5. Detecting and Handling Concept Drift

Suppose your model has been finally deployed because a proper diagnosis helped you get to a point where the four issues discussed above no longer prevail. Once deployed and in production, another important problem must be monitored, diagnosed, and handled over time: data drift—in other words, changes in the statistical properties of your input data distribution compared to the training data. One particular case of data drift is concept drift, in which the relationship between features and class labels evolves over time due to changes in the underlying application scenario.

To diagnose concept drift, establish a solid scheme for monitoring feature distribution statistics between training and incoming production data, issuing alerts when the distribution in production data differs significantly from that of the data used to train a model. This is a reliable sign that your model might need to be retrained on fresh, updated data. Also, perform periodic validations of the performance of recently labeled data samples.

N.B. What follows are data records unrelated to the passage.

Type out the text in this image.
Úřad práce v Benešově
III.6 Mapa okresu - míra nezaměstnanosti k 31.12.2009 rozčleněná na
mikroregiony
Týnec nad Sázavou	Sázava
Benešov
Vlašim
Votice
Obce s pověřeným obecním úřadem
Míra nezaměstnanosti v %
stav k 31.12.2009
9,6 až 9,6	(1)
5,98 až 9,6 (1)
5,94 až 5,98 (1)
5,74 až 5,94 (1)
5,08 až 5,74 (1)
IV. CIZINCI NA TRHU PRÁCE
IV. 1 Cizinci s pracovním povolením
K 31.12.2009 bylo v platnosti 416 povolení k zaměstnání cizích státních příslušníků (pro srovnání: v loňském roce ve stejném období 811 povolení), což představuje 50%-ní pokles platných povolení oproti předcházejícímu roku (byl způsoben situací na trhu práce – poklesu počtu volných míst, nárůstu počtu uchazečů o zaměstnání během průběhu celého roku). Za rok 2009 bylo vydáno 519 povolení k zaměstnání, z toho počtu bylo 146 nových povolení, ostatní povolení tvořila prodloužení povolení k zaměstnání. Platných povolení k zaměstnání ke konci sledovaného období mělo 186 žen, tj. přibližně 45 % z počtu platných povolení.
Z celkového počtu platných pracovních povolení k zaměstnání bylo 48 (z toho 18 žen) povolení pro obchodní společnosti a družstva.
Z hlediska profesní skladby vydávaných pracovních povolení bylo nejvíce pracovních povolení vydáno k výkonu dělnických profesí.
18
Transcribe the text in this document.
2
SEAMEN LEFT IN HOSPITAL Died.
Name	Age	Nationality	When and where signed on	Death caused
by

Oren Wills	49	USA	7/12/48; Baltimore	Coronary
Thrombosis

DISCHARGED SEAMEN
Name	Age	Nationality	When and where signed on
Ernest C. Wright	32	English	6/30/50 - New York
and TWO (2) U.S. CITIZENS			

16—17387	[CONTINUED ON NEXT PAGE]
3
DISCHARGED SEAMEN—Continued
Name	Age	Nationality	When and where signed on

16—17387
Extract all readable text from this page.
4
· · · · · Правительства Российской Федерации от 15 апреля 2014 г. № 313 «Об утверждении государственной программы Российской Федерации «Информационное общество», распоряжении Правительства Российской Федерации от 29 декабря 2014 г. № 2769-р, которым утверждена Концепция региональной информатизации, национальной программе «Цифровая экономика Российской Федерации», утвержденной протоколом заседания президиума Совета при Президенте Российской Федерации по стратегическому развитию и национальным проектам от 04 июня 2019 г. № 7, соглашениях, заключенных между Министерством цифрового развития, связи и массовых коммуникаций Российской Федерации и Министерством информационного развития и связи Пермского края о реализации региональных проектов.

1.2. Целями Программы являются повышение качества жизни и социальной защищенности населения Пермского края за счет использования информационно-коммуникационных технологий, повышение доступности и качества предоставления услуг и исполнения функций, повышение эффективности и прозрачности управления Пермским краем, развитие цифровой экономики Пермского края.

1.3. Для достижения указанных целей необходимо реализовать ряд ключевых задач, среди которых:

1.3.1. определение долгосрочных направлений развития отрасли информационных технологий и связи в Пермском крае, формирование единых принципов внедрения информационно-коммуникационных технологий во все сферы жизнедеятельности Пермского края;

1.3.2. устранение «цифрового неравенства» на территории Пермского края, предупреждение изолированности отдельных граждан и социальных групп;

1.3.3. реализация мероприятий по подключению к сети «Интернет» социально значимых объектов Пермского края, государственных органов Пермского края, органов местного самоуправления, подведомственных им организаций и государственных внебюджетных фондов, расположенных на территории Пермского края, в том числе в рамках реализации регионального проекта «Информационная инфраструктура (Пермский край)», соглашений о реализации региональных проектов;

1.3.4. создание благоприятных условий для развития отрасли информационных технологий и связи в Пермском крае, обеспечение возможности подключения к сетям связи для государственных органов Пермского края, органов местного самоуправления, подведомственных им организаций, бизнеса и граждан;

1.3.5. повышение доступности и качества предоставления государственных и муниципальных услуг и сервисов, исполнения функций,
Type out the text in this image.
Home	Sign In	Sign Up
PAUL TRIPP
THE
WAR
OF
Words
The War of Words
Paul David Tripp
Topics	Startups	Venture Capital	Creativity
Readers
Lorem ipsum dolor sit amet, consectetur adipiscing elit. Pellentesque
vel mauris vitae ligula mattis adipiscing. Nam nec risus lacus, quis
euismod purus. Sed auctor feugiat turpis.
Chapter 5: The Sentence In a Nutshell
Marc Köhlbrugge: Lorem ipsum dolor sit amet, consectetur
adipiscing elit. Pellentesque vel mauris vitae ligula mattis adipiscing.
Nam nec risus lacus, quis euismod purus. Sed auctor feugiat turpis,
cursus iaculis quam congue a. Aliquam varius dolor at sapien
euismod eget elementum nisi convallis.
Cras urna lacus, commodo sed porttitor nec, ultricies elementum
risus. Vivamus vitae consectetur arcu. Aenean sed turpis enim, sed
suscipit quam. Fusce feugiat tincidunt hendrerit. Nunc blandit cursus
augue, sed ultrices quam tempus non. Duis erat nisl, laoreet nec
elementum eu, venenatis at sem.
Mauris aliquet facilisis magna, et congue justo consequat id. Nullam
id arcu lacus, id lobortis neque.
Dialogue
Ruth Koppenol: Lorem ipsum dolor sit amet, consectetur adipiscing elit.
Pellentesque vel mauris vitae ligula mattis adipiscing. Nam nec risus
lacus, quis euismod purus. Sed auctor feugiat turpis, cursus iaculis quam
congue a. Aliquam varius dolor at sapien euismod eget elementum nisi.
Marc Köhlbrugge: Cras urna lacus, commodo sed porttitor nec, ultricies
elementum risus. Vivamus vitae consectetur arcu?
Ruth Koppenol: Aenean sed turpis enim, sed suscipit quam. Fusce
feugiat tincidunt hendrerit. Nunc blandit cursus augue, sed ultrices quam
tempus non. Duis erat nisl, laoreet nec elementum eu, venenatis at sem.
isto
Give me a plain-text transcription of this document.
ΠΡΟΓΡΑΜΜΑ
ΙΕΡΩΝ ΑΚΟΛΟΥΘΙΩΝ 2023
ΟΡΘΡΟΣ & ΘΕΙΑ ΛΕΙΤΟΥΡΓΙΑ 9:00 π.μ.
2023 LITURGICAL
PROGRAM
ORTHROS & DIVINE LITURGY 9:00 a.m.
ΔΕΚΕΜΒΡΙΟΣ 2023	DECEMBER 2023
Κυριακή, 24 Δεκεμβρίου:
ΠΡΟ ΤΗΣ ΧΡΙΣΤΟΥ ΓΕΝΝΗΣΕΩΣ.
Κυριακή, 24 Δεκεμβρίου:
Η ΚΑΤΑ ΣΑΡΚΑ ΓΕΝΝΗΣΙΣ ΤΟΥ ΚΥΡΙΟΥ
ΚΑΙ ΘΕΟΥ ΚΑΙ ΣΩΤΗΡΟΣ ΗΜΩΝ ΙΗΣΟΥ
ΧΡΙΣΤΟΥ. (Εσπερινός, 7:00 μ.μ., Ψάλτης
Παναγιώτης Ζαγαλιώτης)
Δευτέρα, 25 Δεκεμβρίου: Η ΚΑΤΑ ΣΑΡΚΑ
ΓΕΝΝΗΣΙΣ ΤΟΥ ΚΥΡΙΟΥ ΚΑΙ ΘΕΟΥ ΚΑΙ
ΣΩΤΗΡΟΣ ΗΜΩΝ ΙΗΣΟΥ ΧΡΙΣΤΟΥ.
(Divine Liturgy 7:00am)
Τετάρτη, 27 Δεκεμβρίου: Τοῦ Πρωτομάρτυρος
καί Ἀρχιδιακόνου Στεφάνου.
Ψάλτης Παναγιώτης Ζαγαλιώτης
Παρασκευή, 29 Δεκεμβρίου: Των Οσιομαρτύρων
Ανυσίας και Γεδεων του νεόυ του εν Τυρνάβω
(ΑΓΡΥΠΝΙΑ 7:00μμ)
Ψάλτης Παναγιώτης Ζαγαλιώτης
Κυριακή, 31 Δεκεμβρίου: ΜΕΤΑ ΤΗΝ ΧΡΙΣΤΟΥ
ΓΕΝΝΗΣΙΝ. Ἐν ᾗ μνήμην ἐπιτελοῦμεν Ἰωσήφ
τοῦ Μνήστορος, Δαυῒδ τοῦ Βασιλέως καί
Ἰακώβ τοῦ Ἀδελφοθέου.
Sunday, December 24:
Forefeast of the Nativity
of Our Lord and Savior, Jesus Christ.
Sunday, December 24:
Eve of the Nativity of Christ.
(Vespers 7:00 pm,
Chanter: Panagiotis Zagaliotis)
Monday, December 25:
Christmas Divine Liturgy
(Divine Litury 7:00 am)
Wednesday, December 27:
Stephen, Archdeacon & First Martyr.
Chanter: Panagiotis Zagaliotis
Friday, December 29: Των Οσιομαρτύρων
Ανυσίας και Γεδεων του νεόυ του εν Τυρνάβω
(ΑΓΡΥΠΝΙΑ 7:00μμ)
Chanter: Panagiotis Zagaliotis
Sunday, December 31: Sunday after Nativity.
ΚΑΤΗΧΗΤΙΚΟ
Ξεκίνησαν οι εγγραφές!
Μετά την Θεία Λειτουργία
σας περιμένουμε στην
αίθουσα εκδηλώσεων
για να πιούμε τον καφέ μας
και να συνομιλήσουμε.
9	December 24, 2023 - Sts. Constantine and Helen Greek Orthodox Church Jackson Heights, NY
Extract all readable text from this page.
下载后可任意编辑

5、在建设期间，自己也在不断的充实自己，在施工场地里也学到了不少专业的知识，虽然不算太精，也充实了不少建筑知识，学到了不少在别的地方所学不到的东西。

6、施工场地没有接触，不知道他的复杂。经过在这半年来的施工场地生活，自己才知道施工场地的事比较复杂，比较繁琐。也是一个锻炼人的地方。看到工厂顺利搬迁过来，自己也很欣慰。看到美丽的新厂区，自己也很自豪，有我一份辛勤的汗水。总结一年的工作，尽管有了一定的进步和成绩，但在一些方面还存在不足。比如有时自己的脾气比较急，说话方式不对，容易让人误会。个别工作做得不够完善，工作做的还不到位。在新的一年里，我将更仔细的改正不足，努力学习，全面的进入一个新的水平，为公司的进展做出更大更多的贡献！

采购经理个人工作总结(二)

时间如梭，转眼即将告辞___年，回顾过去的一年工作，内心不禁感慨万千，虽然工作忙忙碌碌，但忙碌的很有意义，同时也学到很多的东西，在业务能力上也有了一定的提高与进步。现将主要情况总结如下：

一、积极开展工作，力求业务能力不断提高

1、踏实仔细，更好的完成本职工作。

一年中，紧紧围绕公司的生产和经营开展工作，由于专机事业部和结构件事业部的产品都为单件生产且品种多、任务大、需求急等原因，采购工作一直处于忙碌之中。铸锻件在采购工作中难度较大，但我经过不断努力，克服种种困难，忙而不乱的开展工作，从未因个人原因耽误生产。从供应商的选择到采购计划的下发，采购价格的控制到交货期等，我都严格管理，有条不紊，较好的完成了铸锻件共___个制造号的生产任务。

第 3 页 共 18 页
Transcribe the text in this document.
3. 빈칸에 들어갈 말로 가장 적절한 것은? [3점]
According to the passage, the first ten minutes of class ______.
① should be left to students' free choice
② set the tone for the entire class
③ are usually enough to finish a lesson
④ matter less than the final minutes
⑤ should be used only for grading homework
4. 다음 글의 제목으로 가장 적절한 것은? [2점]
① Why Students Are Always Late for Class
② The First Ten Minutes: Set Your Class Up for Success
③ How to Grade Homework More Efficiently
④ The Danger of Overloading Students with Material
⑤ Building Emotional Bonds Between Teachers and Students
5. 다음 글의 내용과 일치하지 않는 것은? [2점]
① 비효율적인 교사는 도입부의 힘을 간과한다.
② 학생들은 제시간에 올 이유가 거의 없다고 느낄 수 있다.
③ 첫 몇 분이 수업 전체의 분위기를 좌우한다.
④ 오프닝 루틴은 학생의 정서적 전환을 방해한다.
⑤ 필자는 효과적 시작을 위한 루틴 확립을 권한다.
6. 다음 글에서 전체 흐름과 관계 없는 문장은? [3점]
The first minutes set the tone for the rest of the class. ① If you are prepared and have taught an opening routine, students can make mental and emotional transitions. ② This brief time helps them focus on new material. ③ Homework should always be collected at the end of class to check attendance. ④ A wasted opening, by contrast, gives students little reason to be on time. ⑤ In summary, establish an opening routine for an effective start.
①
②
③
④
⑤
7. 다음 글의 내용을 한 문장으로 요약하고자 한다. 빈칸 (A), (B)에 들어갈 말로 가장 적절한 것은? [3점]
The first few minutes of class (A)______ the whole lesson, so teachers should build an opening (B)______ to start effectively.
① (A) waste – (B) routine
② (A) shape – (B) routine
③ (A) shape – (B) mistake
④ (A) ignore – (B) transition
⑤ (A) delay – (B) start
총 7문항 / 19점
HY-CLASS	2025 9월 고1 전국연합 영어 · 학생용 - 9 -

Well-designed drift detection systems and building adaptive learning pipelines are helpful to manage this problem in production classifiers.

Final Thoughts

This article examined several common reasons why machine learning models for classification may fail to perform well, from data quality issues to class imbalance and data drift once in production. The discussion placed particular focus on ways to diagnose these diverse root causes of underperforming classifiers, using an explanatory and evidence-based approach.